Ben Gurion Is Not A Valid Entry Point For Some Travelers

Some travelers planning to reach Israel or the West Bank through Tel Aviv's Ben Gurion International Airport now need to treat that airport as unusable for their trip. Australia's Smartraveller says anyone registered in the Palestinian Population Register, including some Australian passport holders of Palestinian descent, is prohibited from entering Israel through Ben Gurion and must enter and exit Palestine through the Allenby border crossing instead. That turns what many travelers assume is a simple flight decision into a ground transfer problem with hard timing, document, and buffer consequences.
Israel Entry Rule: What Changed
The practical change is not a broad airport closure or a new war related suspension. It is a traveler specific access rule that removes Ben Gurion as a legal entry point for people tied to the Palestinian Population Register. Smartraveller states this directly, and also warns that Israeli airport officials may ask some travelers to sign a form that stops them entering Palestine, with limited scope for embassy intervention.
First order, Ben Gurion is not a valid gateway for this group even if flights are operating normally. Second order, the whole itinerary shifts east to Jordan, then back west through the Allenby Bridge, also called the King Hussein crossing, near Amman, Jordan, and the West Bank. Smartraveller's Israel and Palestine advisories both warn that land crossings can open and close at short notice, which makes same day onward plans more fragile than a normal airport arrival.
Who This Rule Applies To
The key exposure point is registration, not only passport. Smartraveller says authorities may consider you a Palestinian national if you currently hold, or previously held, a Palestinian ID card, and it separately says travelers registered in the Palestinian Population Register must use Allenby rather than Ben Gurion. That means some dual nationals and some foreign passport holders can still fall under this rule even if they expected to enter as ordinary tourists.

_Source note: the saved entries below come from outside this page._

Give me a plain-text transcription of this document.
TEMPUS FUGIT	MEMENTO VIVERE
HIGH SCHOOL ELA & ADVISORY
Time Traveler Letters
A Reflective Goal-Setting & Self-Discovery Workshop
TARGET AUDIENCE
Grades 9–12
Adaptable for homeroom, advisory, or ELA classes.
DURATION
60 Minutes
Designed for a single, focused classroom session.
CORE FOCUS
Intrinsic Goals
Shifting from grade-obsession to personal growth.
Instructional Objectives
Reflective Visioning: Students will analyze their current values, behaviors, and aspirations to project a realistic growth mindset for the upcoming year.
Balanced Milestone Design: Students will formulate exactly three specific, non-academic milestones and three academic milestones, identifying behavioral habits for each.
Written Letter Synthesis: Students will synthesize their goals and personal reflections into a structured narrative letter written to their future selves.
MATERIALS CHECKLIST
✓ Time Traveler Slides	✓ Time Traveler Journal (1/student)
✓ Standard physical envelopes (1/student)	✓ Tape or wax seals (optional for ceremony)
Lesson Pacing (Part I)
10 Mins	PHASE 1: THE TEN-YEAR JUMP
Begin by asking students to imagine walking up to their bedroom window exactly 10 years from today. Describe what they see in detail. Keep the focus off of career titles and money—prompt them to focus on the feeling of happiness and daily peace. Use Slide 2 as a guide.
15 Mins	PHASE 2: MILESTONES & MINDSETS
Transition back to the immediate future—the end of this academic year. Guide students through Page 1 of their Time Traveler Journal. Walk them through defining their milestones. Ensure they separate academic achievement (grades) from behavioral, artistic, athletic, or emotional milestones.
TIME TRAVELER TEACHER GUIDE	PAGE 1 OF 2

This matters most for travelers visiting family in the West Bank, religious travelers sequencing Jordan and Jerusalem on one itinerary, aid and NGO travelers, and anyone with fixed appointments in Jerusalem, Bethlehem, Jericho, or Ramallah. It also matters for travelers who assumed they could fly into Tel Aviv, then sort out West Bank access after arrival. For this group, that assumption can break the trip before departure because the wrong inbound ticket can send the traveler to a border point they are not allowed to use.
What Travelers Should Do Before Departure
The first move is to verify status before booking, not at the airport. If there is any chance a traveler is in the Palestinian Population Register, they should confirm current entry treatment with the relevant authorities and not assume a foreign passport alone overrides registry status. Smartraveller also says such travelers may need a Palestinian travel document, and that border authorities can change entry and exit conditions at short notice.
In practice, Allenby routing means building the trip around border hours, cutoffs, and road transfers. Israel Airports Authority says the Allenby passenger terminal currently operates Sunday through Thursday from 800 a.m. to 500 p.m., Friday from 800 a.m. to 330 p.m., and is closed on Saturday, with passengers required to arrive no later than three hours before closing. Travelers who miss those windows are not dealing with a small delay, they are often dealing with a failed same day crossing and an extra hotel night on one side of the border.
The safer planning model is to separate flight arrival from border crossing whenever the schedule is tight. Travelers landing at Queen Alia International Airport (AMM) near Amman should avoid assuming they can clear the airport, drive to the crossing, pass multiple control points, and still make a same day appointment in Jerusalem or the West Bank without slack. In an earlier Adept Traveler article, Jordan Border Hours Tighten Exit Plans March 14 showed how hard cutoff times at Allenby turn small delays into missed day of travel outcomes. Travelers using Jordan should also account for Thursday and Friday protest related road friction in Amman and on routes toward border areas, as detailed in Jordan Embassy Alert Raises Amman Protest Risk.
How Allenby Routing Works In Practice
Allenby is the main overland corridor linking Jordan with the West Bank, and Smartraveller describes it as the crossing near Amman used for road passage between the West Bank and Jordan. Travelers should expect more than one control layer, Palestinian and Israeli processes tied to the crossing itself, then Jordan entry formalities on the other side. Smartraveller also notes that crossings may close or face highly restricted access for long periods and can change with little notice.
What happens next is less about a likely policy reversal and more about enforcement risk staying high while the wider regional security environment remains unstable. Smartraveller currently advises against travel to Israel, Gaza, and the West Bank because of armed conflict and volatility, and specifically warns that airports and land crossings can be disrupted with little notice. For affected travelers, the operational takeaway is simple. Do not book Ben Gurion first and troubleshoot later. Build the trip around Jordan, verify documents before departure, carry proof of status and onward plans, and add enough transfer buffer that a checkpoint delay or shortened border day does not collapse the whole itinerary.